In 2023, new Prime Minister Hipkins overruled a plan from his Finance and Revenue Ministers for a tax-switch, reducing personal taxes but introducing a capital gains and possibly a wealth tax to compensate for the revenue loss. In words akin to Ardern’s, he said those ideas would be off the agenda while he was Prime Minister.

One would have thought that after more than a decade of first promoting then backing away from the idea of a capital gains tax Labour should have by then have learnt its lesson. But no; no sooner was the Party back in Opposition at the end of 2023, than party activists were again raising the spectre of a capital gains tax, claiming – in complete denial and contravention of recent history – that Labour’s failure to introduce a capital gains when in government contributed strongly to its defeat in 2023.

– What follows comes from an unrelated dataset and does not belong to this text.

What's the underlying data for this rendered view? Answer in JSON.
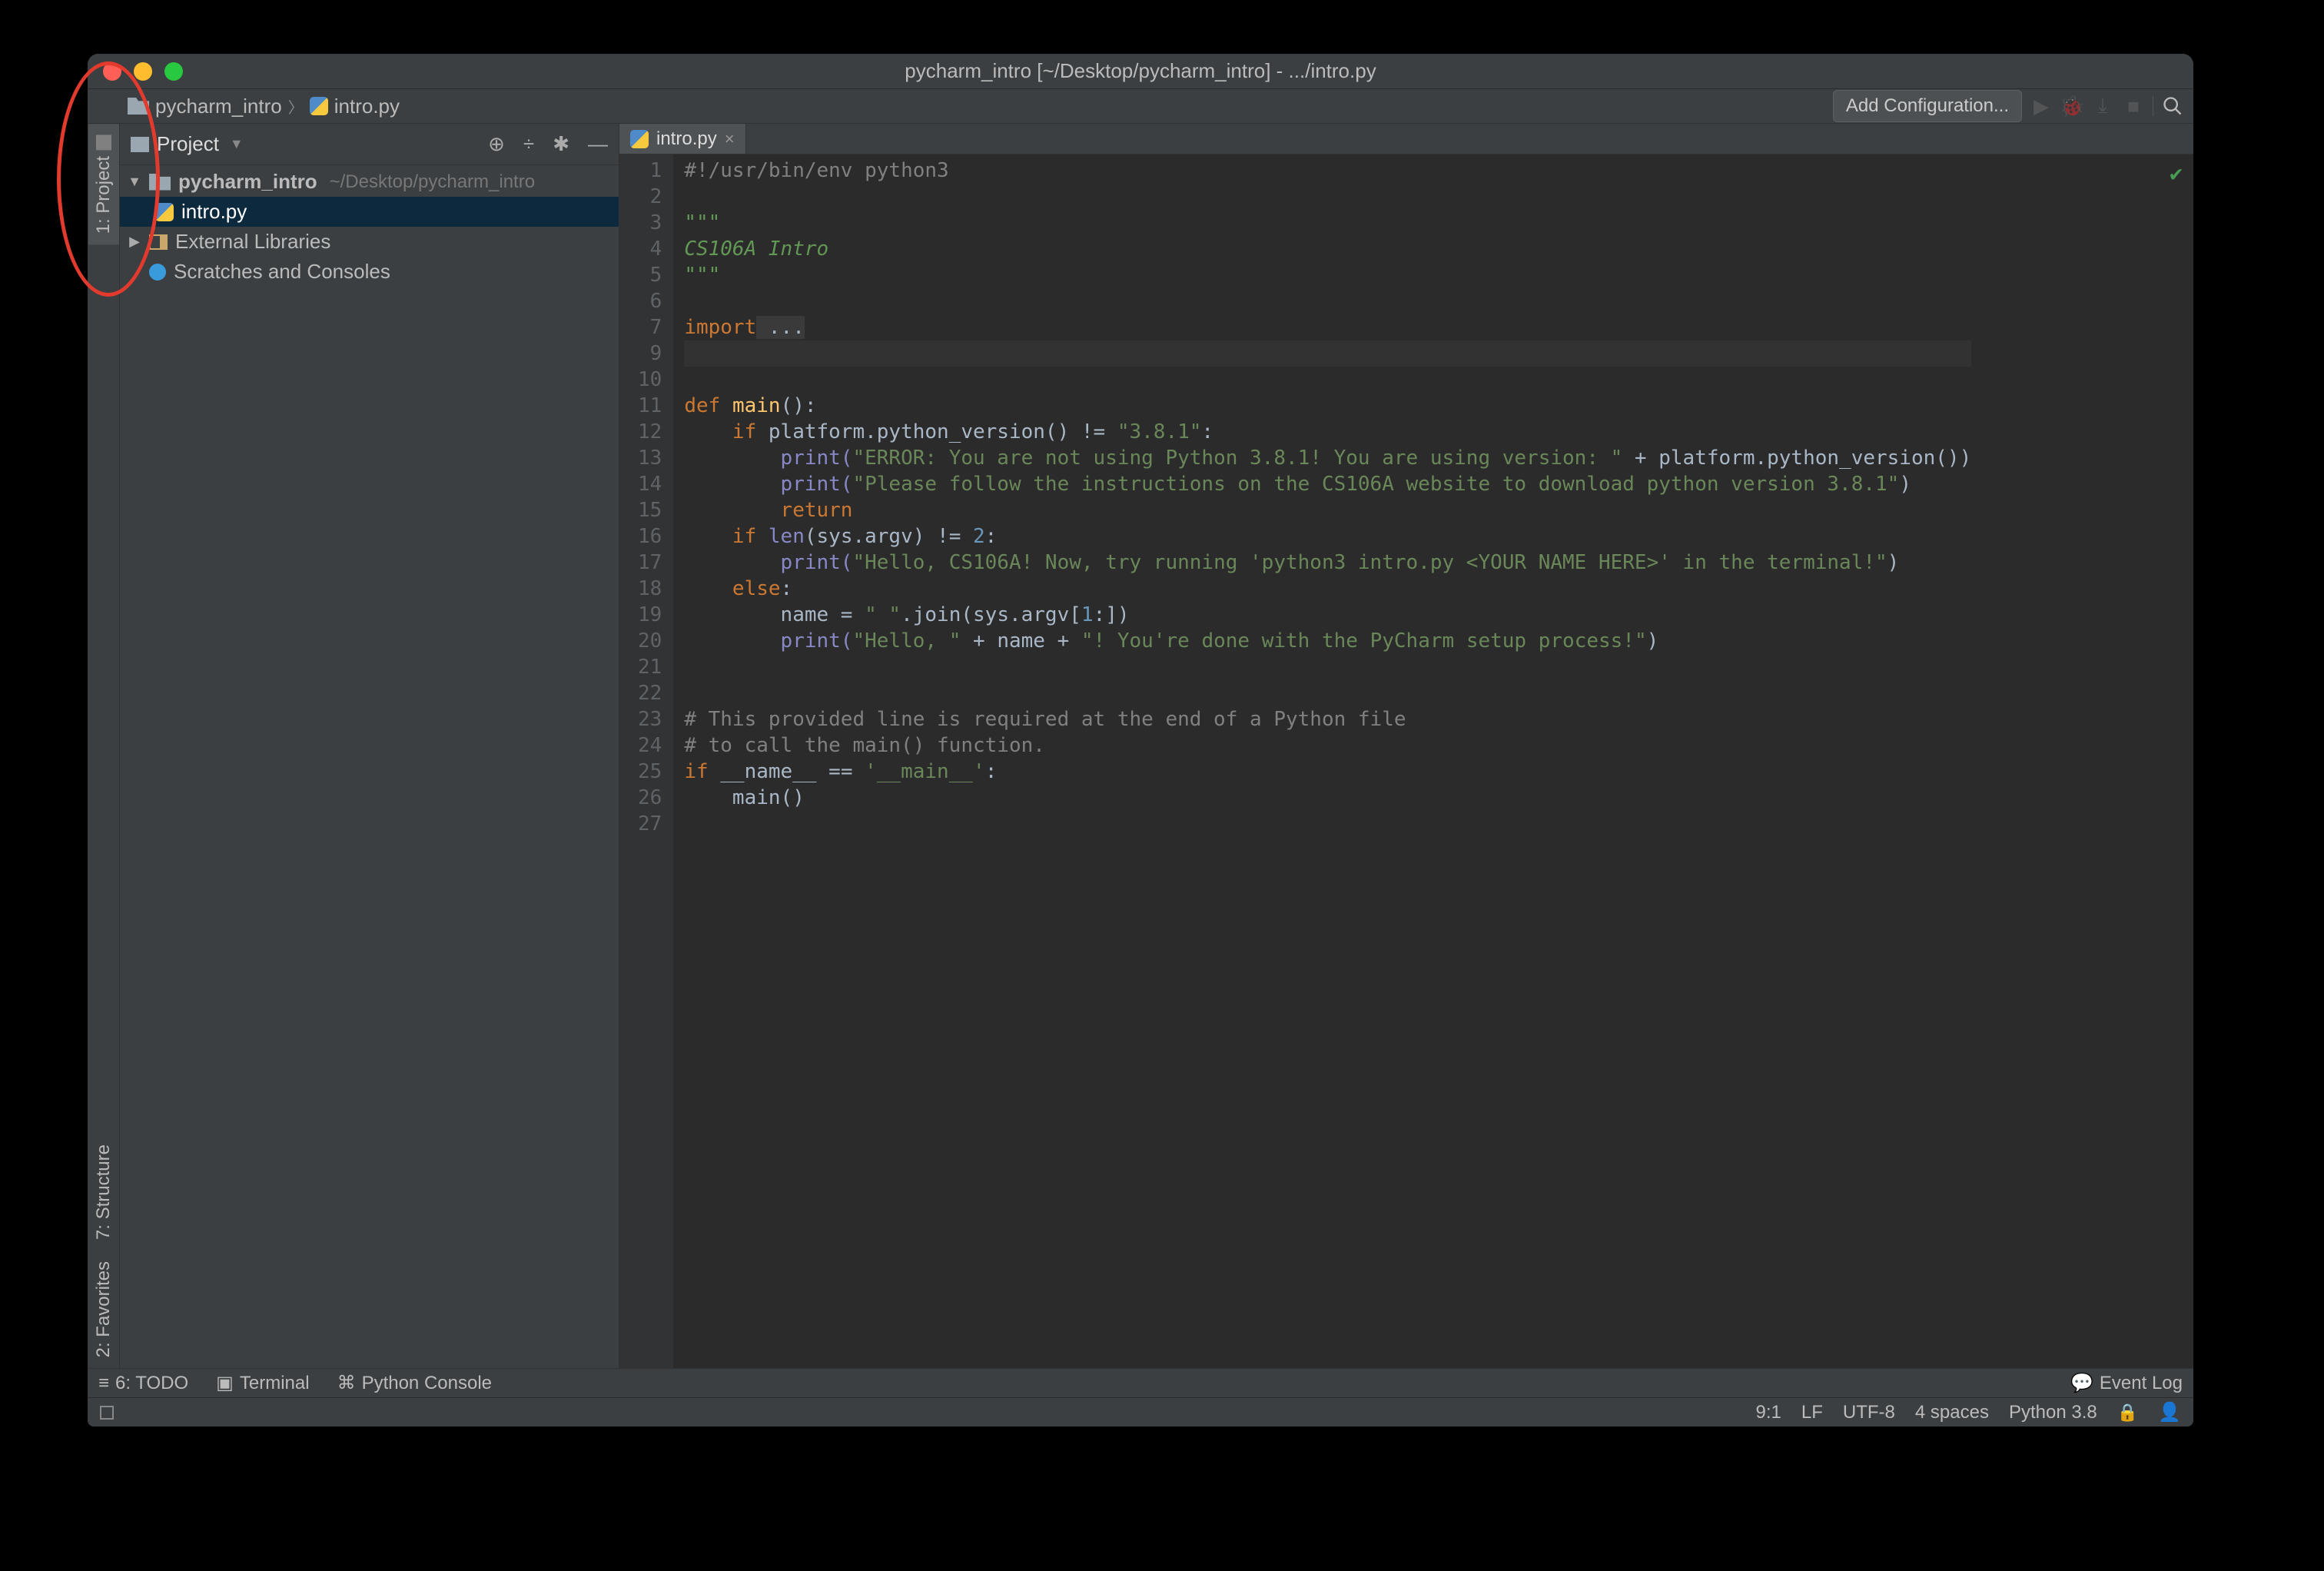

To placate some of these death-wish activists more concerned with political purity than winning elections, last year’s party conference referred the question of a capital gains or a wealth tax to the party’s Policy Council for consideration.

Reports that the Policy Council now wants a capital gains tax could place Hipkins in a near impossible situation. He is smart enough to know that the chances of being able to persuade the public now that a capital gains is a political winner when he and three of the party’s leaders before him either could not or would not do so over the last decade are close to zero. Moreover, he also knows his own credibility would be shattered if he now opted for a capital gains tax having so vigorously ruled it out in government barely two years ago.

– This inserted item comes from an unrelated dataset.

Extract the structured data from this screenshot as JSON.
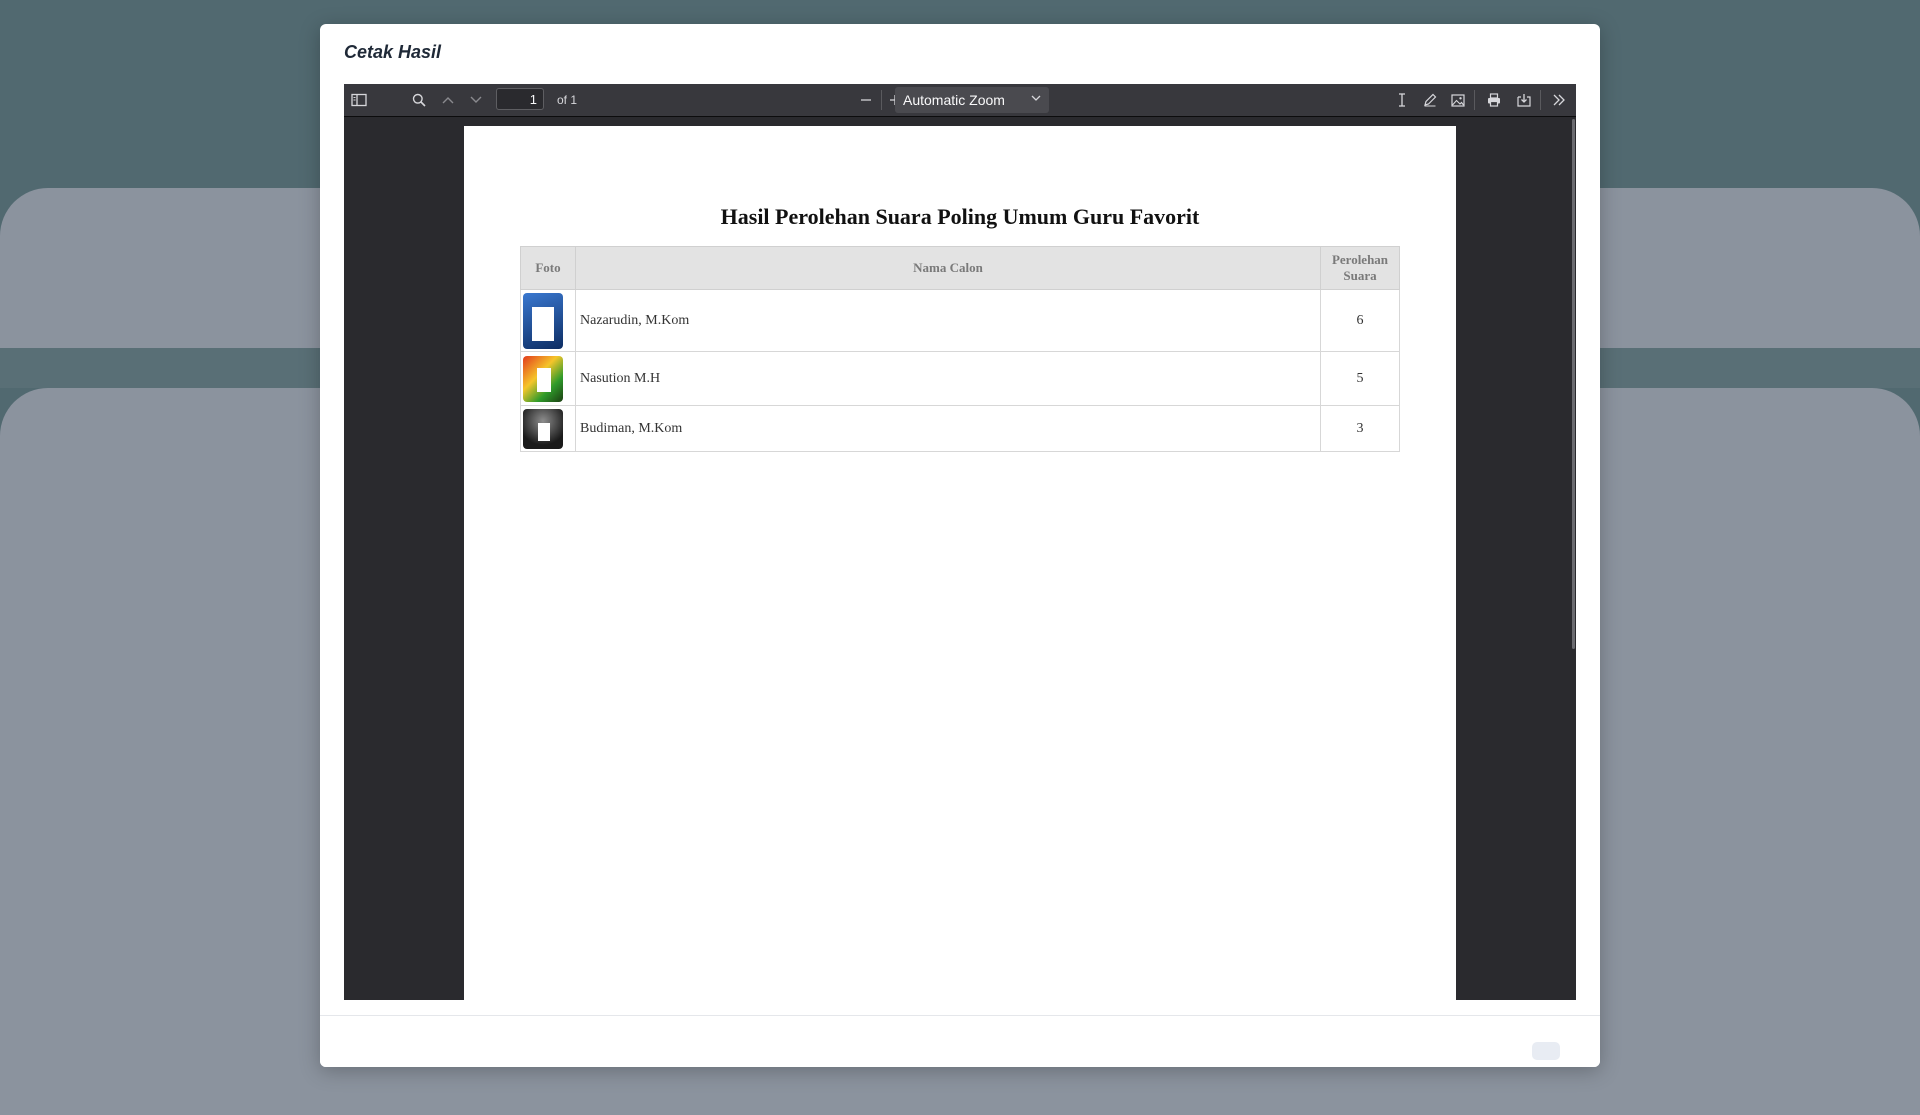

But overruling the Policy Council and potentially the party’s ruling New Zealand Council a little further down the track is unlikely to be a feasible option either. Many in the party resented Hipkins’ “Captain’s Call” rejecting the capital gains/wealth tax option in 2023 and are unlikely to tolerate his being consistent and doing so again this time around. A second “Captain’s Call” might be a step too far.

However, the last thing Labour can afford right now is a distracting and divisive debate on this issue. Against the odds, it has a strong chance of becoming the government again next year, given the present government’s performance and the wallowing state of the economy. It already has enough ammunition to mount a strong campaign in 2026 and does not need to let itself be sidetracked by issues that have historically worked against it. So how Hipkins manages the ongoing internal party debate from here and maintains his personal credibility will be intriguing to watch.

Meanwhile, all this is mana to National, at a time when it needs it. No doubt it will be already preparing a fear campaign about the impact of capital gains taxes on things like the family farm, the holiday house and boat, and other assets New Zealanders enjoy or aspire to. Again, history suggests such a campaign will produce the same results as previous attempts to introduce a capital gains tax.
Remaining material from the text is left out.